Lesson #6: Sell the news events are a strange market phenomenon. The market is capable of declining no matter how positive the catalyst might be.
After so many months of emotional pain, I began to wonder how long it could take for SCR’s price to reflect my thesis. If this huge, positive catalyst couldn’t maintain a higher market price, then what would? The next obvious catalysts on the horizon appeared to be earnings calls in 2022. This would show whether SCR could capture a large market share of sports betting in the Ontario market. While I still believed in this outcome, I was not blind to the bear thesis. What happens when the top competitors (e.g., DKNG, FanDuel, MGM) are willing to spend limitless amounts of advertising dollars to acquire customers? If these companies can sustain losses for years, then SCR’s theoretical low CAC advantage might remain just that. A theory.
Lesson #7: No matter how much research you do, your thesis could take years to play out. Days will feel like weeks, weeks will feel like months, and months will feel like years.

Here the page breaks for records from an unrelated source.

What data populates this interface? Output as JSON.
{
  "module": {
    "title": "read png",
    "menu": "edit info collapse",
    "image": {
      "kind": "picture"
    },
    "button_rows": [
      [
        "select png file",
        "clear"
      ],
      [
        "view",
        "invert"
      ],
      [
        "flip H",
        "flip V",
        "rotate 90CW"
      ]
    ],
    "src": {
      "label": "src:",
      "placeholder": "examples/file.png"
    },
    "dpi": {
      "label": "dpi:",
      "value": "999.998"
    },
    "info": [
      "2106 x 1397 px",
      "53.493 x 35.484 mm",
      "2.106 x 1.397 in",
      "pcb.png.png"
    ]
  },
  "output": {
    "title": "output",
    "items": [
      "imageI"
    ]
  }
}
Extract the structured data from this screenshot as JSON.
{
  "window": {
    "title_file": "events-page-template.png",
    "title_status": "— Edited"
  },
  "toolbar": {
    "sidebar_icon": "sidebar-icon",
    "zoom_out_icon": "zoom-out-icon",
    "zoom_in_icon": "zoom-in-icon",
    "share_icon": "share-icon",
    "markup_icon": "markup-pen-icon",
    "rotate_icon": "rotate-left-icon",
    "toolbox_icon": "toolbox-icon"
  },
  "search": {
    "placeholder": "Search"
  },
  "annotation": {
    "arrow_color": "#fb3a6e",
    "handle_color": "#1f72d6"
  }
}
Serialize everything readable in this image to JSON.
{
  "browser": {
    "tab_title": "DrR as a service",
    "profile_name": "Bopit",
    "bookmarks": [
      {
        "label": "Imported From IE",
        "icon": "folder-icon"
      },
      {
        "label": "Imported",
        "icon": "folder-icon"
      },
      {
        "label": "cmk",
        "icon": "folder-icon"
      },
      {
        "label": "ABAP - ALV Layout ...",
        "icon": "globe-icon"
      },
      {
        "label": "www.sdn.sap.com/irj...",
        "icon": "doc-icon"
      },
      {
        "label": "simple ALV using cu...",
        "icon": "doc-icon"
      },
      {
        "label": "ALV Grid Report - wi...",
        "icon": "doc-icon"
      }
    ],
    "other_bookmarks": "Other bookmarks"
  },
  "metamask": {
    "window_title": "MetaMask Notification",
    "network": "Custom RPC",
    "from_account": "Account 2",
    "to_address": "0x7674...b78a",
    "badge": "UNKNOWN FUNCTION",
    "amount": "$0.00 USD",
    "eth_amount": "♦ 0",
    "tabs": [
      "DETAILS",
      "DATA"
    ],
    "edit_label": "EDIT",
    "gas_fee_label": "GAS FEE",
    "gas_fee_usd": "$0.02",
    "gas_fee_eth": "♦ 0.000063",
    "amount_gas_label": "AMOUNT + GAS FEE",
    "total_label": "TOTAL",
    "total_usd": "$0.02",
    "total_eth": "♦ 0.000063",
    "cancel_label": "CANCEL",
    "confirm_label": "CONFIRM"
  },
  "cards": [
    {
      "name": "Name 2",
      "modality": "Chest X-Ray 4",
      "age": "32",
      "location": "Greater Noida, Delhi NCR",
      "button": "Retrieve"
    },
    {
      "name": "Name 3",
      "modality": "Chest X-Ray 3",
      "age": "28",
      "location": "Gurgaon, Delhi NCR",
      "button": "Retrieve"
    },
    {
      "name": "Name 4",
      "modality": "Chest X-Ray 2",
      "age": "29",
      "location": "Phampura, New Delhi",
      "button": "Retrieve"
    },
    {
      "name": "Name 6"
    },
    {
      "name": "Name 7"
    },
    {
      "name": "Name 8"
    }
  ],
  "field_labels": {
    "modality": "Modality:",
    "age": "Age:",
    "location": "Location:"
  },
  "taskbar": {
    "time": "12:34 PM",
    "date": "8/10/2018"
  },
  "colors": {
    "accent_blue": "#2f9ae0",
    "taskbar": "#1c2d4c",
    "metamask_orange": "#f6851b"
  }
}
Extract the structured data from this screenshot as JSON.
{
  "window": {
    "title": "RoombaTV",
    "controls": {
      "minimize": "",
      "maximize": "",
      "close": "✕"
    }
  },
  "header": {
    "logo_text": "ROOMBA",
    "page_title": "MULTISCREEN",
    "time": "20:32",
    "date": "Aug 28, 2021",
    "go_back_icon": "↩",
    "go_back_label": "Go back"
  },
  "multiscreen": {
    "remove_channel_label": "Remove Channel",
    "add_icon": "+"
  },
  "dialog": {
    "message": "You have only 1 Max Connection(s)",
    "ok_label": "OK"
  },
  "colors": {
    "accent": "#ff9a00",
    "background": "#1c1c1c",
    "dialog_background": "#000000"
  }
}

Throughout this period, I noticed a pattern among SPACs and many of the exciting, futuristic stocks. This included my beloved SCR. The pattern was the following:
Lesson #8: Speculative earnings often mean temporary boosts in stock prices. Realized earnings will sustain higher stock valuations more permanently. Most of SCR’s future revenue was unproven; therefore, it was uncertain. And the market HATES uncertainty.
With such a large drawdown, I began to debate whether to sell most of my position for tax harvesting and reenter in 30 days. After much internal debate, I chose not to and voiced my slight hesitation to my fellow shareholders.
Lesson #9: Be extremely careful about tax harvesting during large drawdowns for volatile stocks. Anything can happen during the 30 day period where you are not holding a stock.
On Aug 5, 2021, I awoke to a barrage of texts, missed calls, and notifications. I ignored the calls and texts because I saw a strange email subject flash across the screen. After opening the email, I learned that PENN had acquired SCR. The stock opened at 29.55, an incredible 63 percent increase from the previous day’s close. Because of months of depressing performance, it took me a couple of days to process how good of a result this was.
Lesson #10: It only takes one other person, or company, to agree with your thesis to potentially change everything. In this case, PENN must have put the same premium on SCR’s theoretical low CAC ecosystem as I did.
After collecting my thoughts, I summarized the result of the investment recommendation to my family and friends. Below is the performance breakdown for our SCR investment compared with the S&P500 and domestic small caps from March 22, 2021, through August 6, 2021. Additional cost bases are displayed since we continued to add to our SCR position as its price declined.
After seeing these results, some readers might think I’m a good investor.
After seeing all of my mistakes, some readers might say that I was lucky.
Lesson #11: It is incredibly difficult to evaluate whether someone is a good investor. It could take years to come to any sort of conclusion.
*Approximate calculations, assuming VOO, IWM, and SCR $27 cost basis) were purchased on March 22, 2021. SCR continued to be purchased at different cost bases as it declined. All percentages are based on selling the respective shares on August 6, 2021.